I’ve learned many things in my years as a wedding officiant, and one of the most consistent and recurring facts I encounter is that girls love purple!
Purple is the number one choice of color for the custom handfasting cords I make for my couples. Most of the time the cords are made to match the colors of the bridal party, which is purple. When it isn’t to match the bridal party, as in the case of my pagan and nature based weddings, the purple cords are requested to match the purple gown of the bride. Purple is the most prevalent color for my bride’s gowns after white!
One might think pink or another pastel would be the most prevalent alternate to white, but in my experience, purple is the slam dunk alternate. And I don’t necessarily mean soft pastel lavender, I mean luscious, in your face deep passionate purple!
I’ve also observed that even when a bride isn’t wearing purple, or even when her maids aren’t wearing purple, most of the bridal bouquets I see have purple in them as accents.
Because I am curious about all things human nature, I like to understand the whys. My brain is always trying to figure stuff out. It’s a curse.
In real life, we don’t see a lot of purple in every day fashion. I mean, we don’t see too many purple shoes, except maybe on children, we don’t see many purple handbags, or coats. We don’t all have that staple, the little purple dress in our closets, so why do we love purple at weddings?
According to Color Wheel Pro,
“Purple combines the stability of blue and the energy of red. Purple is associated with royalty. It symbolizes power, nobility, luxury, and ambition. It conveys wealth and extravagance. Purple is associated with wisdom, dignity, independence, creativity, mystery, and magic.”

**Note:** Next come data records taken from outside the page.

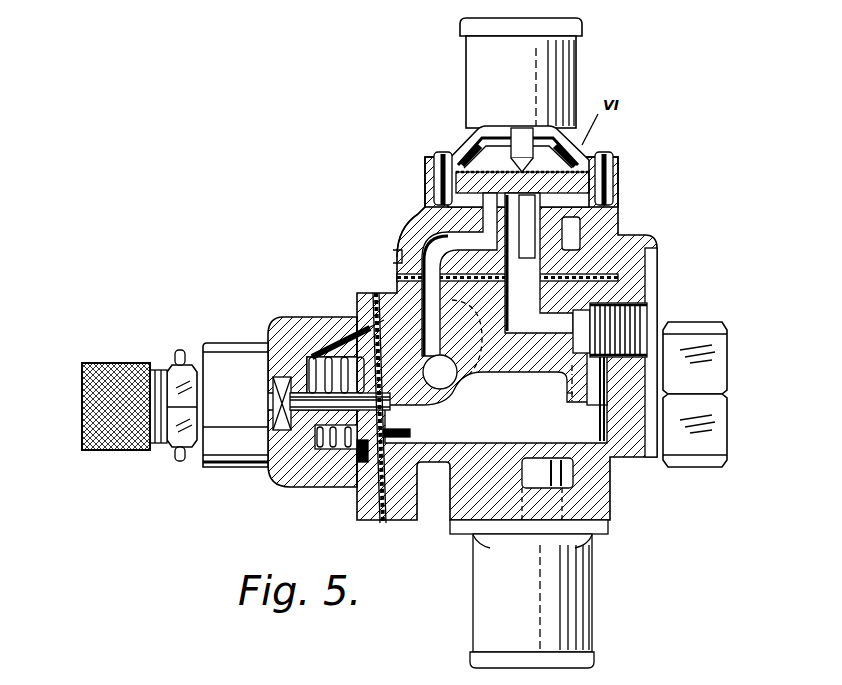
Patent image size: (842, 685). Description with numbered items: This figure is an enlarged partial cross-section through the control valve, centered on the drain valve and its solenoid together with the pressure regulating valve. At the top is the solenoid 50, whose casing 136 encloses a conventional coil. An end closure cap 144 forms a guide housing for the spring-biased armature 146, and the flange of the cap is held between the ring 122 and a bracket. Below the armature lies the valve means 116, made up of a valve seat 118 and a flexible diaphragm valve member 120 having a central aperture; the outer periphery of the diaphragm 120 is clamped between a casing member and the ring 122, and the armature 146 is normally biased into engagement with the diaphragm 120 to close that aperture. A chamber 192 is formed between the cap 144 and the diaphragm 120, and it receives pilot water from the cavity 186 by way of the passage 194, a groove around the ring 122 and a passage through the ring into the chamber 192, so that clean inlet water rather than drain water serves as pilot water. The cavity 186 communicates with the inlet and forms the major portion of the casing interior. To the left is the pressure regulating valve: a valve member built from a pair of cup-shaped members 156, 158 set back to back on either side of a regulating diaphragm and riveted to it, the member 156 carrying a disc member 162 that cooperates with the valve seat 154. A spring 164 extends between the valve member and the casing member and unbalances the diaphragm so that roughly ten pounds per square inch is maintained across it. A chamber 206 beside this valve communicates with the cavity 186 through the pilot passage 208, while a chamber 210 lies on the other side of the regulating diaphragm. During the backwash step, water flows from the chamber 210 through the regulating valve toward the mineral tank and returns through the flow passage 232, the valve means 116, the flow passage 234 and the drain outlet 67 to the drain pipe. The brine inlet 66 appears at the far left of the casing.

The solenoid 50 is at (482, 79).
The brine inlet 66 is at (82, 410).
The drain outlet 67 is at (636, 314).
The valve means 116 is at (540, 207).
The valve seat 118 is at (527, 238).
The diaphragm valve member 120 is at (440, 187).
The ring 122 is at (600, 172).
The solenoid casing 136 is at (590, 152).
The end closure cap 144 is at (512, 132).
The armature 146 is at (516, 145).
The valve seat 154 is at (293, 340).
The cup-shaped member 156 is at (358, 314).
The cup-shaped member 158 is at (392, 433).
The disc member 162 is at (320, 452).
The spring 164 is at (290, 482).
The cavity 186 is at (530, 432).
The chamber 192 is at (560, 145).
The passage 194 is at (575, 230).
The chamber 206 is at (392, 460).
The pilot passage 208 is at (425, 413).
The chamber 210 is at (360, 462).
The flow passage 232 is at (397, 256).
The flow passage 234 is at (432, 240).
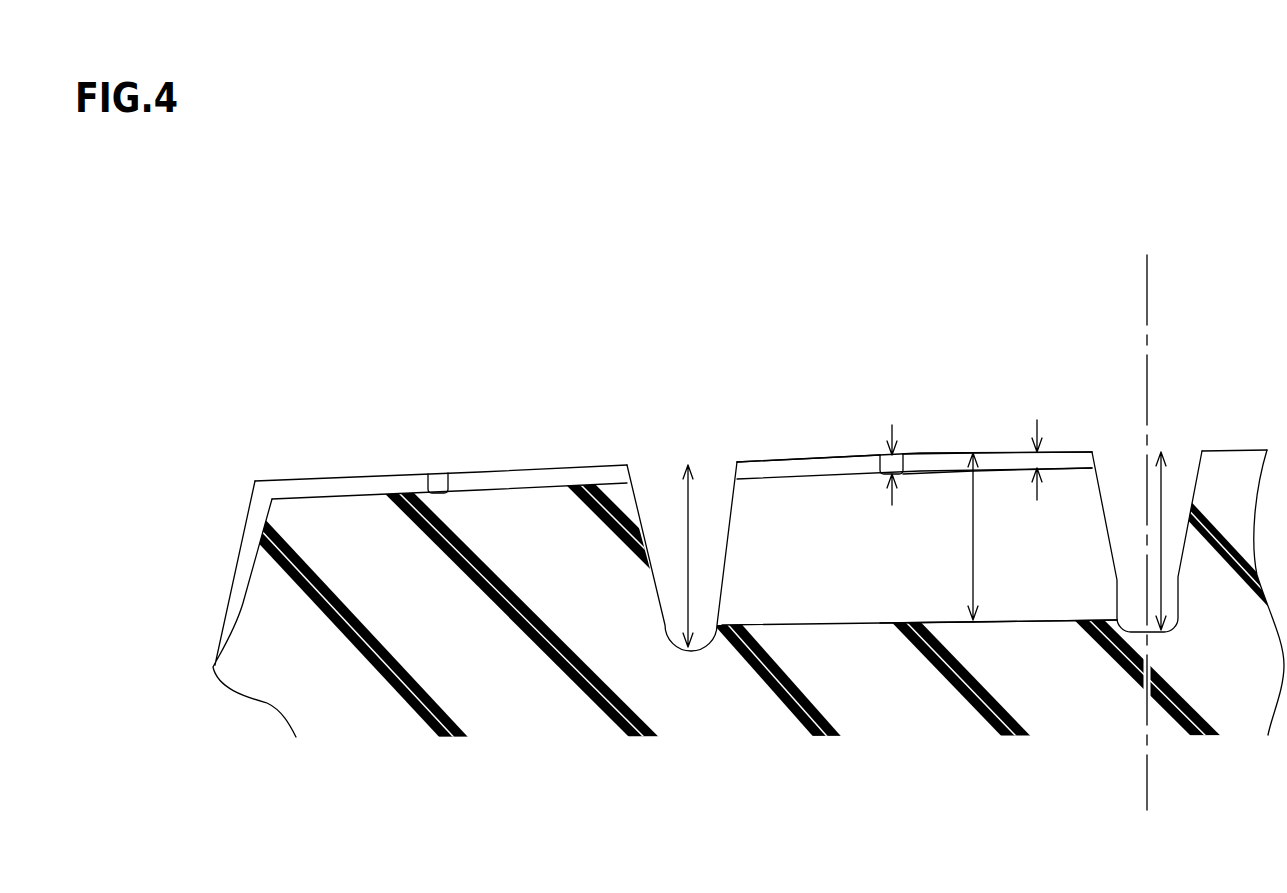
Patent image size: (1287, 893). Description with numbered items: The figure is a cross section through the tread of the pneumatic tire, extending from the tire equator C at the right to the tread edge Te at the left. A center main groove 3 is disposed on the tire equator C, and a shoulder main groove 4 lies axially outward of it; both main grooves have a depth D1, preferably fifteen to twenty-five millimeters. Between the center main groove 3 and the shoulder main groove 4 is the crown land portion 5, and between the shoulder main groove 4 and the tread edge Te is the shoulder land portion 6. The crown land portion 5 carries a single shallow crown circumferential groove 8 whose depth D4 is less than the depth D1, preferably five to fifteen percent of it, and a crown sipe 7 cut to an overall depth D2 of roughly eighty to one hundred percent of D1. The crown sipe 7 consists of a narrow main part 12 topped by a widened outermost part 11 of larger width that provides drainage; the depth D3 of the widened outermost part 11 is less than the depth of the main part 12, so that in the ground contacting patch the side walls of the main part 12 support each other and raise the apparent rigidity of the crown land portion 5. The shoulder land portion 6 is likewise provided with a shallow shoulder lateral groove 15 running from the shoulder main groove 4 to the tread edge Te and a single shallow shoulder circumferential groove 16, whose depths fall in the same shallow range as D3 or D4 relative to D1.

The tread edge Te is at (250, 479).
The shoulder land portion 6 is at (345, 460).
The shoulder lateral groove 15 is at (532, 460).
The shoulder circumferential groove 16 is at (443, 466).
The shoulder main groove 4 is at (668, 491).
The crown land portion 5 is at (791, 444).
The shallow crown circumferential groove 8 is at (882, 458).
The crown sipe 7 is at (1055, 290).
The main part 12 is at (923, 507).
The widened outermost part 11 is at (1005, 463).
The center main groove 3 is at (1135, 476).
The tire equator C is at (1146, 515).
The depth of the main grooves D1 is at (690, 592).
The overall depth of the crown sipe D2 is at (973, 565).
The depth of the widened outermost part D3 is at (1040, 464).
The depth of the shallow crown circumferential groove D4 is at (892, 478).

Given that these attributes seem to be shared universally about purple, what does this definition tell us about purple and weddings?
It suggests to me that purple helps elevate the moment from the mundane to the extra ordinary, signaling that the marital event is in the realm of the sacred, even for secular ceremonies. It also tells me that there is a desire to project a bit of extravagance, a positive message; ’We are doing well and want to share it with you.’ The mystery and magic element makes sense in the context of a pagan or nature based ceremony, and it also makes sense in more mainstream, traditional weddings. What woman does not want to evoke an air of mystery about herself? Isn’t the moment the bride enters the space the climatic and dramatic moment when all eyes are on her and what she’s wearing?
All these reasons tend to bear out why the color purple isn’t typically a mainstay of our daily lives. It’s regal, and is appropriately reserved for life’s elevated moments.